Effect of starch, cellulose and povidone based superdisintegrants in a QbD-based approach for the development and optimization of Nitazoxanide orodispersible tablets: Physicochemical characterization, compaction behavior and in-silico PBPK modeling of its active metabolite Tizoxanide

The objective of the study was to develop a QbD based orodispersible Nitazoxanide 200 mg tablets its in-silico PBPK modeling. The central composite design was applied to study the effect of four different superdisintegrant i.e., starch and cellulose based (sodium starch glycolate, pre-gelatinized starch, croscarmellose sodium), and crospovidone with microcrystalline cellulose as independent variables on disintegration time and % drug release.

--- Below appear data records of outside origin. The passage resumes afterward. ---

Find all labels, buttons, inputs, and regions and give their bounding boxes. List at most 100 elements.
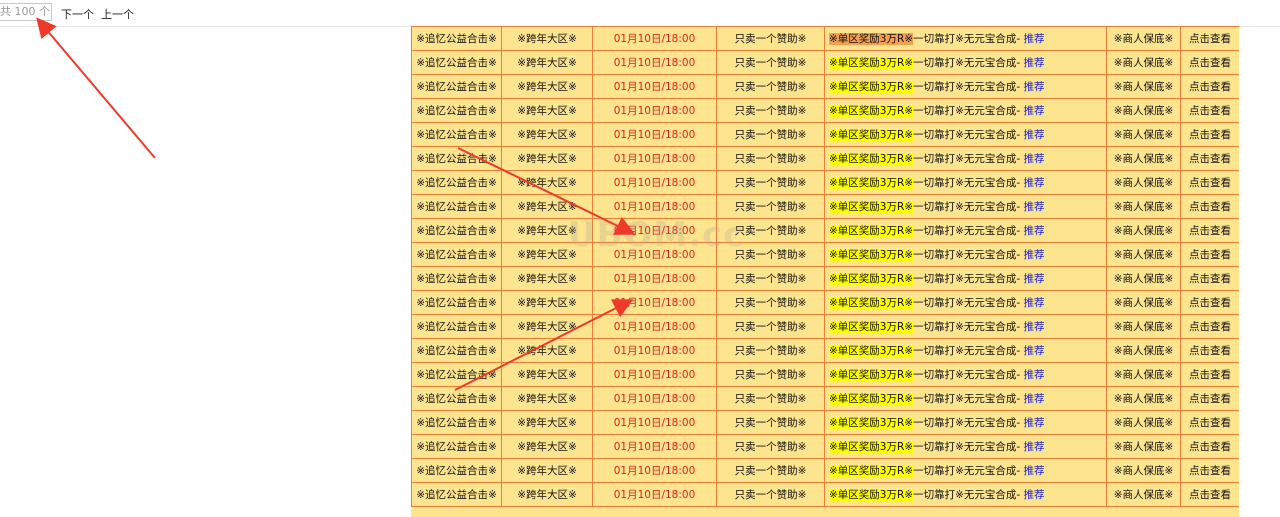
desc-text: 一切靠打※无元宝合成- <box>913 57 1021 69</box>
desc-highlight: ※单区奖励3万R※ <box>829 105 914 117</box>
open-time: 01月10日/18:00 <box>592 74 717 99</box>
server-name: ※追忆公益合击※ <box>411 218 502 243</box>
open-time: 01月10日/18:00 <box>592 98 717 123</box>
recommend-link[interactable]: 推荐 <box>1024 129 1045 141</box>
recommend-link[interactable]: 推荐 <box>1024 465 1045 477</box>
view-details-link[interactable]: 点击查看 <box>1180 434 1239 459</box>
server-name: ※追忆公益合击※ <box>411 98 502 123</box>
view-details-link[interactable]: 点击查看 <box>1180 26 1239 51</box>
view-details-link[interactable]: 点击查看 <box>1180 482 1239 507</box>
server-desc: ※单区奖励3万R※一切靠打※无元宝合成- 推荐 <box>824 410 1107 435</box>
server-name: ※追忆公益合击※ <box>411 458 502 483</box>
match-count-field[interactable]: 共 100 个 <box>0 3 52 21</box>
server-desc: ※单区奖励3万R※一切靠打※无元宝合成- 推荐 <box>824 362 1107 387</box>
recommend-link[interactable]: 推荐 <box>1024 33 1045 45</box>
prev-match-button[interactable]: 上一个 <box>101 6 134 22</box>
recommend-link[interactable]: 推荐 <box>1024 81 1045 93</box>
desc-text: 一切靠打※无元宝合成- <box>913 33 1021 45</box>
server-desc: ※单区奖励3万R※一切靠打※无元宝合成- 推荐 <box>824 50 1107 75</box>
server-desc: ※单区奖励3万R※一切靠打※无元宝合成- 推荐 <box>824 218 1107 243</box>
recommend-link[interactable]: 推荐 <box>1024 345 1045 357</box>
view-details-link[interactable]: 点击查看 <box>1180 194 1239 219</box>
view-details-link[interactable]: 点击查看 <box>1180 386 1239 411</box>
view-details-link[interactable]: 点击查看 <box>1180 122 1239 147</box>
server-slogan: 只卖一个赞助※ <box>716 170 825 195</box>
recommend-link[interactable]: 推荐 <box>1024 393 1045 405</box>
view-details-link[interactable]: 点击查看 <box>1180 266 1239 291</box>
server-zone: ※跨年大区※ <box>501 74 593 99</box>
view-details-link[interactable]: 点击查看 <box>1180 98 1239 123</box>
view-details-link[interactable]: 点击查看 <box>1180 50 1239 75</box>
view-details-link[interactable]: 点击查看 <box>1180 410 1239 435</box>
desc-highlight: ※单区奖励3万R※ <box>829 369 914 381</box>
view-details-link[interactable]: 点击查看 <box>1180 458 1239 483</box>
desc-text: 一切靠打※无元宝合成- <box>913 225 1021 237</box>
view-details-link[interactable]: 点击查看 <box>1180 242 1239 267</box>
server-name: ※追忆公益合击※ <box>411 74 502 99</box>
server-desc: ※单区奖励3万R※一切靠打※无元宝合成- 推荐 <box>824 242 1107 267</box>
recommend-link[interactable]: 推荐 <box>1024 225 1045 237</box>
desc-highlight: ※单区奖励3万R※ <box>829 489 914 501</box>
guarantee-label: ※商人保底※ <box>1106 386 1181 411</box>
recommend-link[interactable]: 推荐 <box>1024 273 1045 285</box>
server-name: ※追忆公益合击※ <box>411 338 502 363</box>
desc-highlight: ※单区奖励3万R※ <box>829 321 914 333</box>
guarantee-label: ※商人保底※ <box>1106 122 1181 147</box>
server-name: ※追忆公益合击※ <box>411 50 502 75</box>
server-zone: ※跨年大区※ <box>501 434 593 459</box>
desc-highlight: ※单区奖励3万R※ <box>829 57 914 69</box>
guarantee-label: ※商人保底※ <box>1106 290 1181 315</box>
guarantee-label: ※商人保底※ <box>1106 194 1181 219</box>
next-match-button[interactable]: 下一个 <box>61 6 94 22</box>
desc-text: 一切靠打※无元宝合成- <box>913 393 1021 405</box>
view-details-link[interactable]: 点击查看 <box>1180 170 1239 195</box>
server-zone: ※跨年大区※ <box>501 362 593 387</box>
view-details-link[interactable]: 点击查看 <box>1180 146 1239 171</box>
arrow-to-count <box>36 17 156 159</box>
server-slogan: 只卖一个赞助※ <box>716 338 825 363</box>
server-zone: ※跨年大区※ <box>501 218 593 243</box>
desc-text: 一切靠打※无元宝合成- <box>913 201 1021 213</box>
server-slogan: 只卖一个赞助※ <box>716 362 825 387</box>
view-details-link[interactable]: 点击查看 <box>1180 290 1239 315</box>
recommend-link[interactable]: 推荐 <box>1024 417 1045 429</box>
server-desc: ※单区奖励3万R※一切靠打※无元宝合成- 推荐 <box>824 146 1107 171</box>
recommend-link[interactable]: 推荐 <box>1024 153 1045 165</box>
open-time: 01月10日/18:00 <box>592 146 717 171</box>
guarantee-label: ※商人保底※ <box>1106 482 1181 507</box>
recommend-link[interactable]: 推荐 <box>1024 201 1045 213</box>
server-zone: ※跨年大区※ <box>501 194 593 219</box>
open-time: 01月10日/18:00 <box>592 314 717 339</box>
open-time: 01月10日/18:00 <box>592 338 717 363</box>
recommend-link[interactable]: 推荐 <box>1024 177 1045 189</box>
recommend-link[interactable]: 推荐 <box>1024 297 1045 309</box>
server-slogan: 只卖一个赞助※ <box>716 74 825 99</box>
server-slogan: 只卖一个赞助※ <box>716 314 825 339</box>
view-details-link[interactable]: 点击查看 <box>1180 218 1239 243</box>
table-row: ※追忆公益合击※ ※跨年大区※ 01月10日/18:00 只卖一个赞助※ ※单区奖励3万… <box>411 482 1239 507</box>
table-row: ※追忆公益合击※ ※跨年大区※ 01月10日/18:00 只卖一个赞助※ ※单区奖励3万… <box>411 386 1239 411</box>
server-zone: ※跨年大区※ <box>501 410 593 435</box>
table-row: ※追忆公益合击※ ※跨年大区※ 01月10日/18:00 只卖一个赞助※ ※单区奖励3万… <box>411 362 1239 387</box>
server-zone: ※跨年大区※ <box>501 314 593 339</box>
table-row: ※追忆公益合击※ ※跨年大区※ 01月10日/18:00 只卖一个赞助※ ※单区奖励3万… <box>411 290 1239 315</box>
server-zone: ※跨年大区※ <box>501 458 593 483</box>
recommend-link[interactable]: 推荐 <box>1024 105 1045 117</box>
view-details-link[interactable]: 点击查看 <box>1180 314 1239 339</box>
guarantee-label: ※商人保底※ <box>1106 50 1181 75</box>
server-zone: ※跨年大区※ <box>501 122 593 147</box>
open-time: 01月10日/18:00 <box>592 410 717 435</box>
recommend-link[interactable]: 推荐 <box>1024 321 1045 333</box>
recommend-link[interactable]: 推荐 <box>1024 249 1045 261</box>
view-details-link[interactable]: 点击查看 <box>1180 362 1239 387</box>
recommend-link[interactable]: 推荐 <box>1024 369 1045 381</box>
recommend-link[interactable]: 推荐 <box>1024 441 1045 453</box>
table-row: ※追忆公益合击※ ※跨年大区※ 01月10日/18:00 只卖一个赞助※ ※单区奖励3万… <box>411 26 1239 51</box>
table-row: ※追忆公益合击※ ※跨年大区※ 01月10日/18:00 只卖一个赞助※ ※单区奖励3万… <box>411 458 1239 483</box>
server-slogan: 只卖一个赞助※ <box>716 242 825 267</box>
recommend-link[interactable]: 推荐 <box>1024 489 1045 501</box>
recommend-link[interactable]: 推荐 <box>1024 57 1045 69</box>
view-details-link[interactable]: 点击查看 <box>1180 338 1239 363</box>
view-details-link[interactable]: 点击查看 <box>1180 74 1239 99</box>
table-row: ※追忆公益合击※ ※跨年大区※ 01月10日/18:00 只卖一个赞助※ ※单区奖励3万… <box>411 50 1239 75</box>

The Heckel analysis was applied to determine the compression behavior of the formulations which revealed a yield pressure in the range of ∼119 MPa–∼138 MPa. Moreover, the hardness of the tablets increased with the compression force and was largely independent of the disintegration time (<3 min for a maximum pressure of ∼138 MPa) owing to the role of superdisintrgrants in the formulations. The quality attributes suggest that the formulations containing microcrystalline cellulose (11–15%) with sodium starch glycolate (8%), pregelatinized starch (7.185%), croscarmellose sodium (2.755%), and crospovidone (5%) at the maximum desirability (0.799–0.902) exhibited minimum disintegration time and maximum % drug release. Their dissolution data (pH 1.2) were applied to predict the pediatric plasma profile of the active metabolite Tizoxanide by PBPK modeling. The QbD-based approach was successfully applied in designing Nitazoxanide 200 mg orodispersible tablets.